Setting out to save: a simple guide to getting started
If you’ve decided it’s time to start putting away some money for a rainy day but you don’t know the best way to go about it, the best thing to do is to start simple. While many are tempted to jump straight into investment opportunities in the hope of hitting the jackpot, the reality is that playing the stock market or investing in property, for example, are activities that should be reserved only for those people who fully understand the associated risks. While investment can certainly bring handsome rewards over the long term, this is far from guaranteed. Get your timing wrong and you could be seriously out of pocket.
The best option for those of us who prefer to play it a little safer is to look into saving. First and foremost, though, be sure to clear any outstanding debts as your first course of action. Interest on savings will be heavily outweighed by the interest charged on credit card debts and the like, so be sure you’re on an even keel before proceeding.
If you’re UK-based, then your first port of call when looking to begin your saving should be a Cash ISA, which stands for Individual Savings Account. These are essentially tax-free savings accounts, although there is a yearly limit on how much you can use it. That limit currently stands at £5,100 per year – and the important thing to remember is that any money you put in counts towards that limit, even if you subsequently withdraw some of it. So if you deposit £3,000 and then withdraw £1,000 within the same year, your remaining limit will be £2,100 – not £3,100.

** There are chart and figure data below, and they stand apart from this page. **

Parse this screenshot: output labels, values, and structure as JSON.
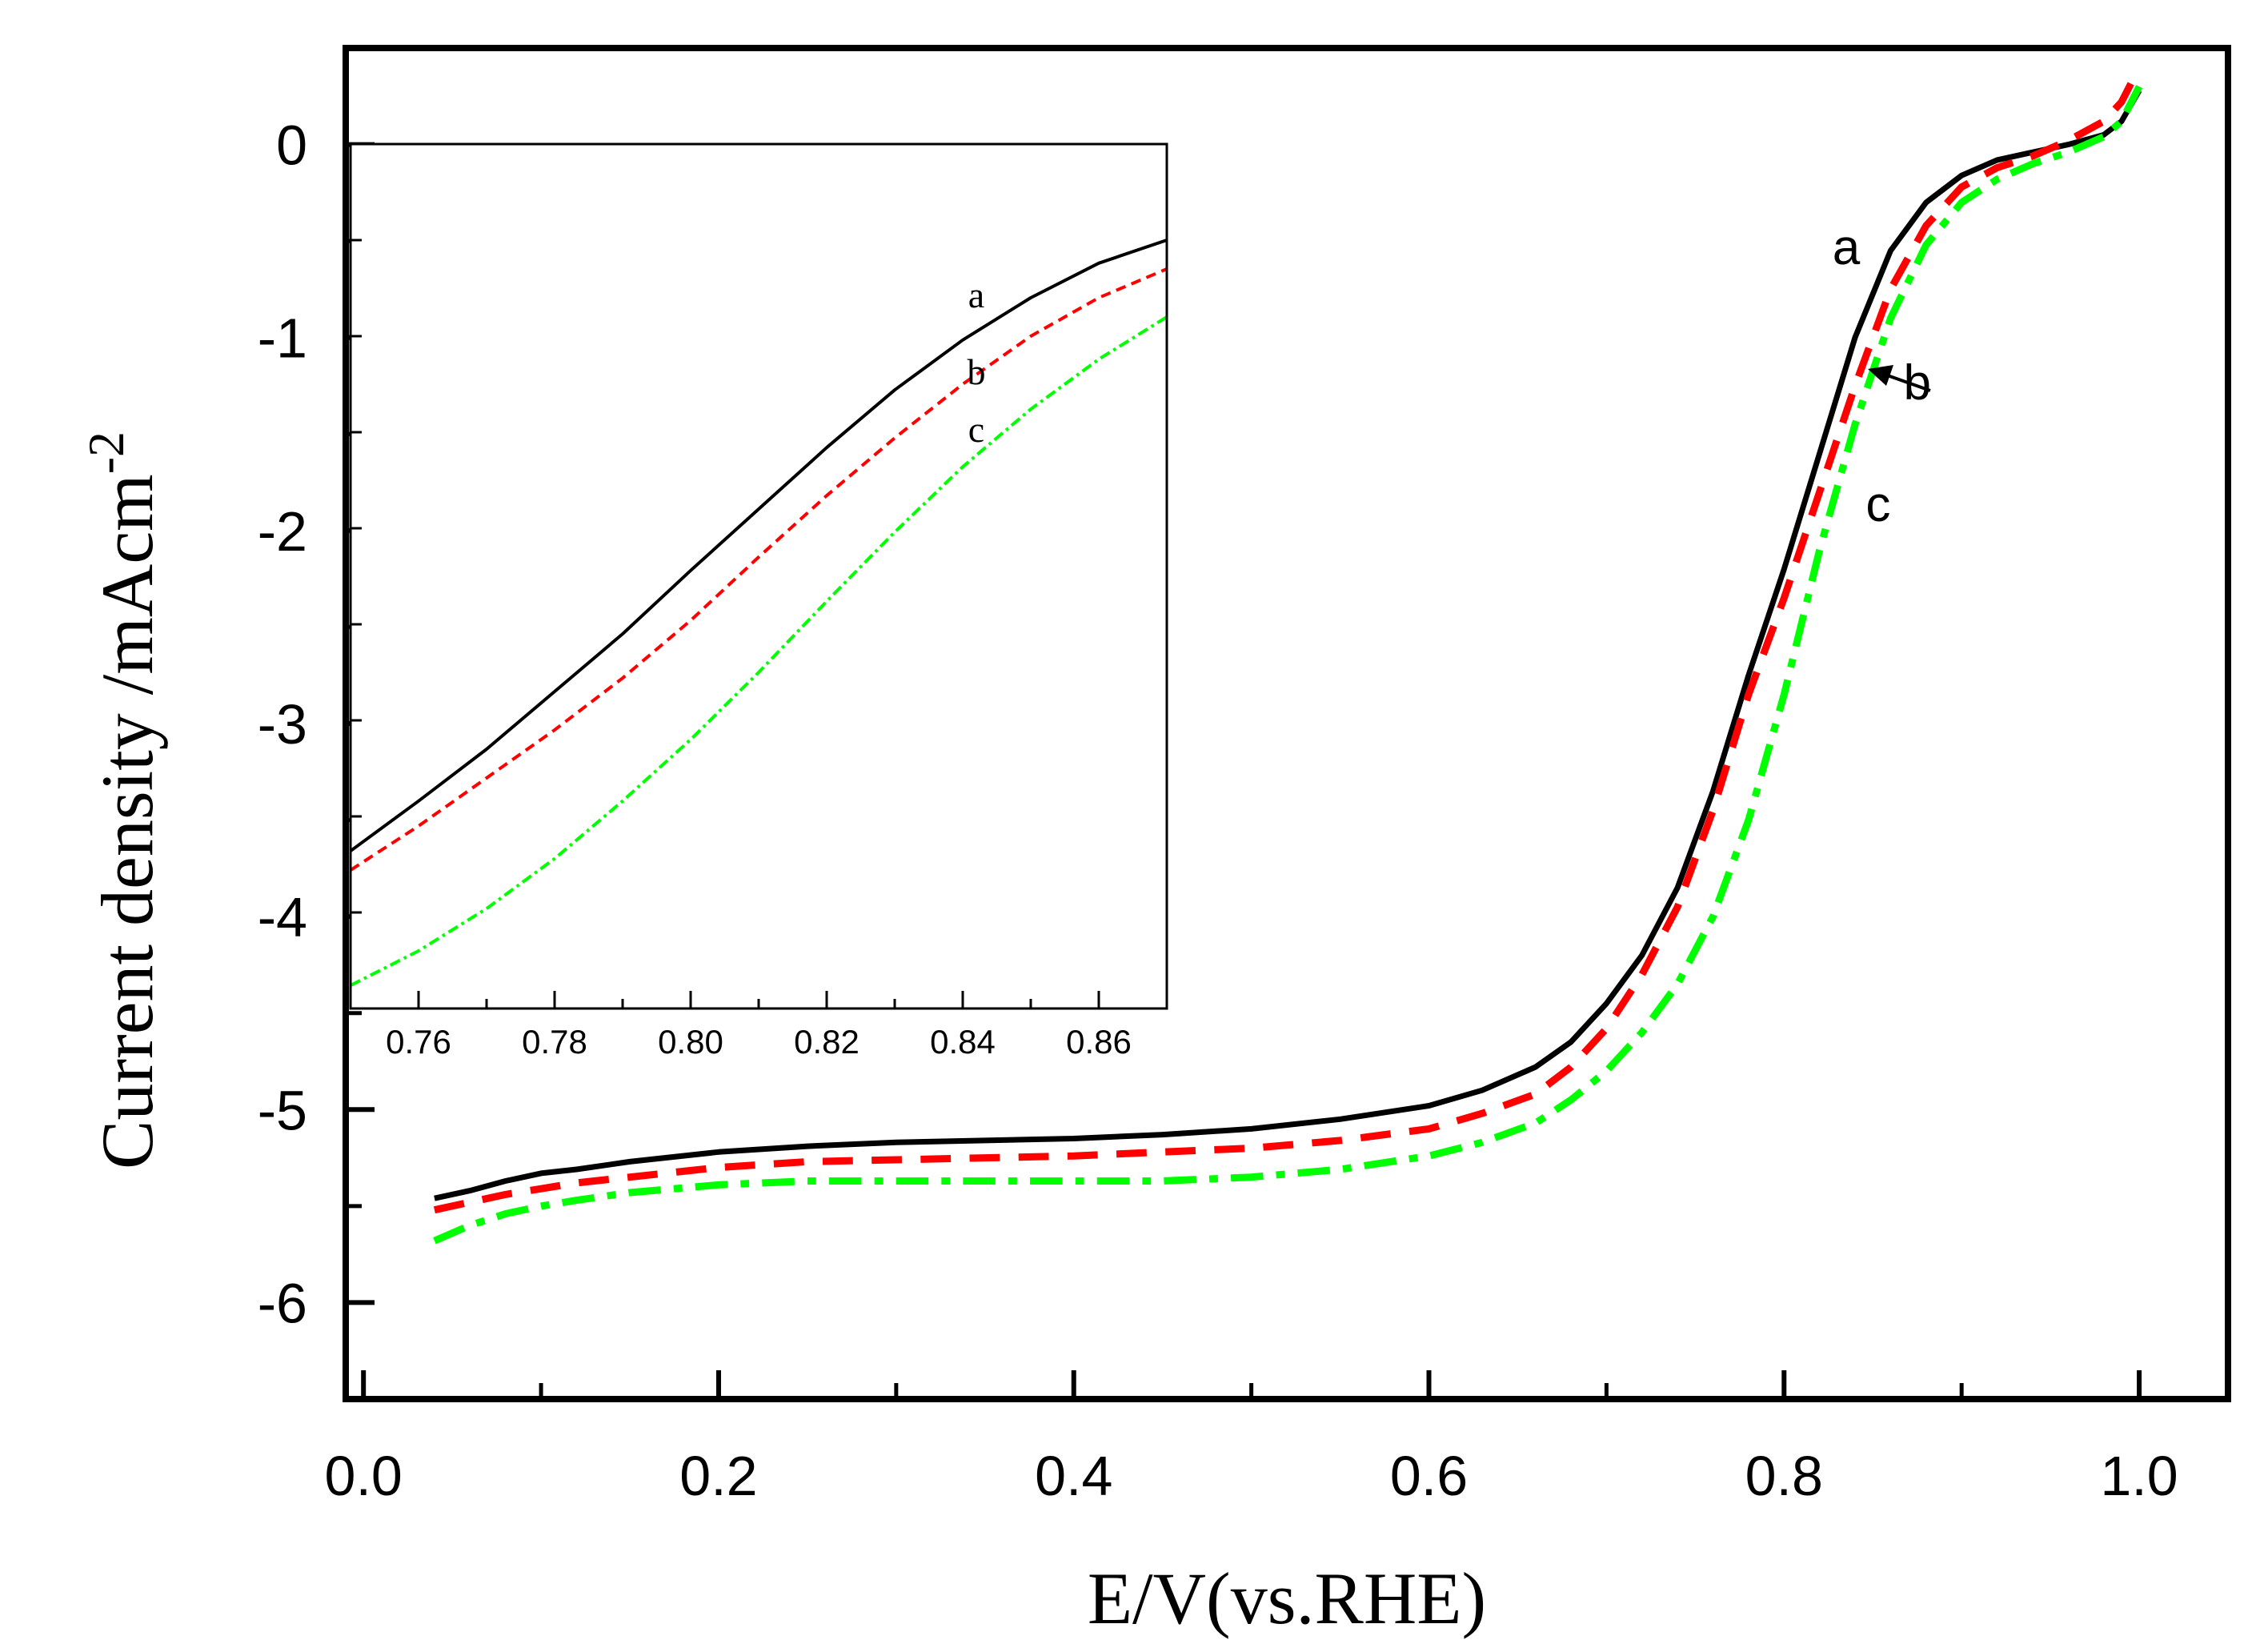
{
  "chart_data": [
    {
      "id": "main",
      "type": "line",
      "xlabel": "E/V(vs.RHE)",
      "ylabel_main": "Current density /mAcm",
      "ylabel_sup": "-2",
      "xlim": [
        -0.01,
        1.05
      ],
      "ylim": [
        -6.5,
        0.5
      ],
      "x_ticks": [
        0.0,
        0.2,
        0.4,
        0.6,
        0.8,
        1.0
      ],
      "x_tick_labels": [
        "0.0",
        "0.2",
        "0.4",
        "0.6",
        "0.8",
        "1.0"
      ],
      "y_ticks": [
        0,
        -1,
        -2,
        -3,
        -4,
        -5,
        -6
      ],
      "y_tick_labels": [
        "0",
        "-1",
        "-2",
        "-3",
        "-4",
        "-5",
        "-6"
      ],
      "series": [
        {
          "name": "a",
          "color": "#000000",
          "style": "solid",
          "points": [
            [
              0.04,
              -5.46
            ],
            [
              0.06,
              -5.42
            ],
            [
              0.08,
              -5.37
            ],
            [
              0.1,
              -5.33
            ],
            [
              0.12,
              -5.31
            ],
            [
              0.15,
              -5.27
            ],
            [
              0.2,
              -5.22
            ],
            [
              0.25,
              -5.19
            ],
            [
              0.3,
              -5.17
            ],
            [
              0.35,
              -5.16
            ],
            [
              0.4,
              -5.15
            ],
            [
              0.45,
              -5.13
            ],
            [
              0.5,
              -5.1
            ],
            [
              0.55,
              -5.05
            ],
            [
              0.6,
              -4.98
            ],
            [
              0.63,
              -4.9
            ],
            [
              0.66,
              -4.78
            ],
            [
              0.68,
              -4.65
            ],
            [
              0.7,
              -4.45
            ],
            [
              0.72,
              -4.2
            ],
            [
              0.74,
              -3.85
            ],
            [
              0.76,
              -3.35
            ],
            [
              0.78,
              -2.75
            ],
            [
              0.8,
              -2.2
            ],
            [
              0.82,
              -1.6
            ],
            [
              0.84,
              -1.0
            ],
            [
              0.86,
              -0.55
            ],
            [
              0.88,
              -0.3
            ],
            [
              0.9,
              -0.16
            ],
            [
              0.92,
              -0.08
            ],
            [
              0.94,
              -0.04
            ],
            [
              0.96,
              0.0
            ],
            [
              0.98,
              0.05
            ],
            [
              0.99,
              0.12
            ],
            [
              1.0,
              0.28
            ]
          ]
        },
        {
          "name": "b",
          "color": "#ff0000",
          "style": "dash",
          "points": [
            [
              0.04,
              -5.52
            ],
            [
              0.06,
              -5.48
            ],
            [
              0.08,
              -5.44
            ],
            [
              0.1,
              -5.41
            ],
            [
              0.12,
              -5.38
            ],
            [
              0.15,
              -5.35
            ],
            [
              0.2,
              -5.3
            ],
            [
              0.25,
              -5.27
            ],
            [
              0.3,
              -5.26
            ],
            [
              0.35,
              -5.25
            ],
            [
              0.4,
              -5.24
            ],
            [
              0.45,
              -5.22
            ],
            [
              0.5,
              -5.2
            ],
            [
              0.55,
              -5.16
            ],
            [
              0.6,
              -5.1
            ],
            [
              0.63,
              -5.02
            ],
            [
              0.66,
              -4.92
            ],
            [
              0.68,
              -4.78
            ],
            [
              0.7,
              -4.58
            ],
            [
              0.72,
              -4.3
            ],
            [
              0.74,
              -3.95
            ],
            [
              0.76,
              -3.45
            ],
            [
              0.78,
              -2.85
            ],
            [
              0.8,
              -2.35
            ],
            [
              0.82,
              -1.8
            ],
            [
              0.84,
              -1.25
            ],
            [
              0.86,
              -0.75
            ],
            [
              0.88,
              -0.42
            ],
            [
              0.9,
              -0.22
            ],
            [
              0.92,
              -0.12
            ],
            [
              0.94,
              -0.06
            ],
            [
              0.96,
              0.02
            ],
            [
              0.98,
              0.12
            ],
            [
              0.99,
              0.22
            ],
            [
              1.0,
              0.4
            ]
          ]
        },
        {
          "name": "c",
          "color": "#00ff00",
          "style": "dashdot",
          "points": [
            [
              0.04,
              -5.68
            ],
            [
              0.06,
              -5.6
            ],
            [
              0.08,
              -5.54
            ],
            [
              0.1,
              -5.5
            ],
            [
              0.12,
              -5.47
            ],
            [
              0.15,
              -5.43
            ],
            [
              0.2,
              -5.39
            ],
            [
              0.25,
              -5.37
            ],
            [
              0.3,
              -5.37
            ],
            [
              0.35,
              -5.37
            ],
            [
              0.4,
              -5.37
            ],
            [
              0.45,
              -5.37
            ],
            [
              0.5,
              -5.35
            ],
            [
              0.55,
              -5.31
            ],
            [
              0.6,
              -5.24
            ],
            [
              0.63,
              -5.17
            ],
            [
              0.66,
              -5.07
            ],
            [
              0.68,
              -4.95
            ],
            [
              0.7,
              -4.8
            ],
            [
              0.72,
              -4.6
            ],
            [
              0.74,
              -4.35
            ],
            [
              0.76,
              -4.0
            ],
            [
              0.78,
              -3.5
            ],
            [
              0.8,
              -2.85
            ],
            [
              0.82,
              -2.1
            ],
            [
              0.84,
              -1.45
            ],
            [
              0.86,
              -0.9
            ],
            [
              0.88,
              -0.52
            ],
            [
              0.9,
              -0.3
            ],
            [
              0.92,
              -0.18
            ],
            [
              0.94,
              -0.1
            ],
            [
              0.96,
              -0.04
            ],
            [
              0.98,
              0.04
            ],
            [
              0.99,
              0.12
            ],
            [
              1.0,
              0.3
            ]
          ]
        }
      ],
      "annotations": [
        {
          "text": "a",
          "x": 0.835,
          "y": -0.62
        },
        {
          "text": "b",
          "x": 0.875,
          "y": -1.32
        },
        {
          "text": "c",
          "x": 0.853,
          "y": -1.95
        }
      ]
    },
    {
      "id": "inset",
      "type": "line",
      "xlim": [
        0.75,
        0.87
      ],
      "ylim": [
        -4.5,
        0.0
      ],
      "x_ticks": [
        0.76,
        0.78,
        0.8,
        0.82,
        0.84,
        0.86
      ],
      "x_tick_labels": [
        "0.76",
        "0.78",
        "0.80",
        "0.82",
        "0.84",
        "0.86"
      ],
      "series": [
        {
          "name": "a",
          "color": "#000000",
          "style": "solid",
          "points": [
            [
              0.75,
              -3.68
            ],
            [
              0.76,
              -3.42
            ],
            [
              0.77,
              -3.15
            ],
            [
              0.78,
              -2.85
            ],
            [
              0.79,
              -2.55
            ],
            [
              0.8,
              -2.22
            ],
            [
              0.81,
              -1.9
            ],
            [
              0.82,
              -1.58
            ],
            [
              0.83,
              -1.28
            ],
            [
              0.84,
              -1.02
            ],
            [
              0.85,
              -0.8
            ],
            [
              0.86,
              -0.62
            ],
            [
              0.87,
              -0.5
            ]
          ]
        },
        {
          "name": "b",
          "color": "#ff0000",
          "style": "dash",
          "points": [
            [
              0.75,
              -3.78
            ],
            [
              0.76,
              -3.55
            ],
            [
              0.77,
              -3.3
            ],
            [
              0.78,
              -3.05
            ],
            [
              0.79,
              -2.78
            ],
            [
              0.8,
              -2.48
            ],
            [
              0.81,
              -2.15
            ],
            [
              0.82,
              -1.83
            ],
            [
              0.83,
              -1.53
            ],
            [
              0.84,
              -1.25
            ],
            [
              0.85,
              -1.0
            ],
            [
              0.86,
              -0.8
            ],
            [
              0.87,
              -0.65
            ]
          ]
        },
        {
          "name": "c",
          "color": "#00ff00",
          "style": "dashdot",
          "points": [
            [
              0.75,
              -4.38
            ],
            [
              0.76,
              -4.2
            ],
            [
              0.77,
              -3.98
            ],
            [
              0.78,
              -3.72
            ],
            [
              0.79,
              -3.42
            ],
            [
              0.8,
              -3.1
            ],
            [
              0.81,
              -2.75
            ],
            [
              0.82,
              -2.38
            ],
            [
              0.83,
              -2.02
            ],
            [
              0.84,
              -1.68
            ],
            [
              0.85,
              -1.38
            ],
            [
              0.86,
              -1.12
            ],
            [
              0.87,
              -0.9
            ]
          ]
        }
      ],
      "annotations": [
        {
          "text": "a",
          "x": 0.842,
          "y": -0.85
        },
        {
          "text": "b",
          "x": 0.842,
          "y": -1.25
        },
        {
          "text": "c",
          "x": 0.842,
          "y": -1.55
        }
      ]
    }
  ]
}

Once you’ve filled your ISA allocation, or if you’re outside the UK and therefore unable to take advantage of ISAs, then it’s time to take a look at the best savings rates available to you via savings accounts. While a fixed rate savings account will offer a guaranteed return on your money, you’ll either be required to lock your money away for a specified time or at least be penalised for withdrawing before the agreed time limit. These are ideal if you’re sure you can do without the money for the allotted time but If you’d like the peace of mind that comes with being able to access your money at any time without penalty then a standard savings account may be best for you.